On a result of Frankl and Wilson In the paper 'Intersection theorems with geometric consequences' (Combinatorica 1981) P. Frankl and R. M. Wilson consider families $\mathcal{F}$ of $k$-subsets of $\{1,\dots,n\}$ with the restriction on mutual intersections: $|A\cap B|-k$ is not divisible by $q$, where $q$ is a fixed prime power, whenever $A\ne B$ are from $\mathcal{F}$. They claim that $|\mathcal{F}|\leqslant \binom{n}{q-1}$, it is cited also by R. L. Graham here. This bound looks very strange: what if $n=q-1>k$, for example? Or $q-1>n$? 
I think that from their proof the following weaker estimate may be obtained: $|\mathcal{F}| \leqslant \sum_{i\leqslant q-1}\binom{n}{i}$. 
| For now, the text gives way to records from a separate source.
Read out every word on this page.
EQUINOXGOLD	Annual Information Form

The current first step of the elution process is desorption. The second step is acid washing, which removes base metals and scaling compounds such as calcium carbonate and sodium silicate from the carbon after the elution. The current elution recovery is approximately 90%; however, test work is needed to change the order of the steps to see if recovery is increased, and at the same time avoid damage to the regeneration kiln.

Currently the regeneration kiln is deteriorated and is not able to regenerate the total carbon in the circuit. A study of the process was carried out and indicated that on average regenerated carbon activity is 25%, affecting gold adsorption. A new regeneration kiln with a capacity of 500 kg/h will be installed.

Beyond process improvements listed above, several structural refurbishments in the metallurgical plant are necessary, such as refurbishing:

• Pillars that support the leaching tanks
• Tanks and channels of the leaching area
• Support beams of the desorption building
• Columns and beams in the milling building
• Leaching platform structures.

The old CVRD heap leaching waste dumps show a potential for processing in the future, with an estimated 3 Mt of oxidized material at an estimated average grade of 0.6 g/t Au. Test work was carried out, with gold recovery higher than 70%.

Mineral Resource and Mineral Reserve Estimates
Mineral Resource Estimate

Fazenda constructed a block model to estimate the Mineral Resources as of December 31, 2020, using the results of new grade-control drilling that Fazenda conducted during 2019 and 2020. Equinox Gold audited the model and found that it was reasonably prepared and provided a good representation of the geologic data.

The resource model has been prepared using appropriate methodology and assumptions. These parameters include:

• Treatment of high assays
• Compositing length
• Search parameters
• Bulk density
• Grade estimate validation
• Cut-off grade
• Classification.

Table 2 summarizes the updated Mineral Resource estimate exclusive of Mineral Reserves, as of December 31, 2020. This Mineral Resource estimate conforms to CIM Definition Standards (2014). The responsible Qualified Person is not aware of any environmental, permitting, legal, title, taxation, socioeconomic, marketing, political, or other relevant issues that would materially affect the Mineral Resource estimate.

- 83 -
Now the questions: was there errata, or maybe everything is correct and I miss something? What are current best lower and upper bounds in this question?
 A: The form of the Frankl-Wilson that I know is the following.  
Frankl-Wilson Theorem. Let $q$ be a prime power and let $\mathcal{F}$ be a family of $k$-sets of an $n$-set such that $|A \cap B| \equiv \lambda_1, \dots,$ or $\lambda_s$ for all distinct $A,B \in \mathcal{F}$ and where $\lambda_i \not\equiv k$ for all $i$.  Then $|\mathcal{F}| \leq \binom{n}{s}$.  
I believe this form of the theorem also appears in the original paper of Frankl and Wilson.  It seems to me that there is an implicit assumption that each $\lambda_i$ actually does occur as the intersection number of two sets in $\mathcal{F}$.  Otherwise, as you have said, it does not look like the theorem is technically correct.  However, with the additional assumption, I think everything is fine.  For example, with the additional assumption, we have that $s$ is clearly at most $k$, since each set in $\mathcal{F}$ is a $k$-set. 
Therefore, in the situation that $s=q-1$ (by taking the set of $\lambda_i$ to be all elements of $\mathbb{Z} / q\mathbb{Z}$ except $k$), we must also have $k \geq q-1$.  So the situation you describe $n=q-1>k$ is impossible for $s=q-1$.  
If we are considering the non-uniform version of the Frankl-Wilson Theorem (where the sets are allowed to have different sizes), then the bound that you prove is indeed the correct one.  For example, see Theorem 1.3 of this paper of Alon, Babai and Suzuki.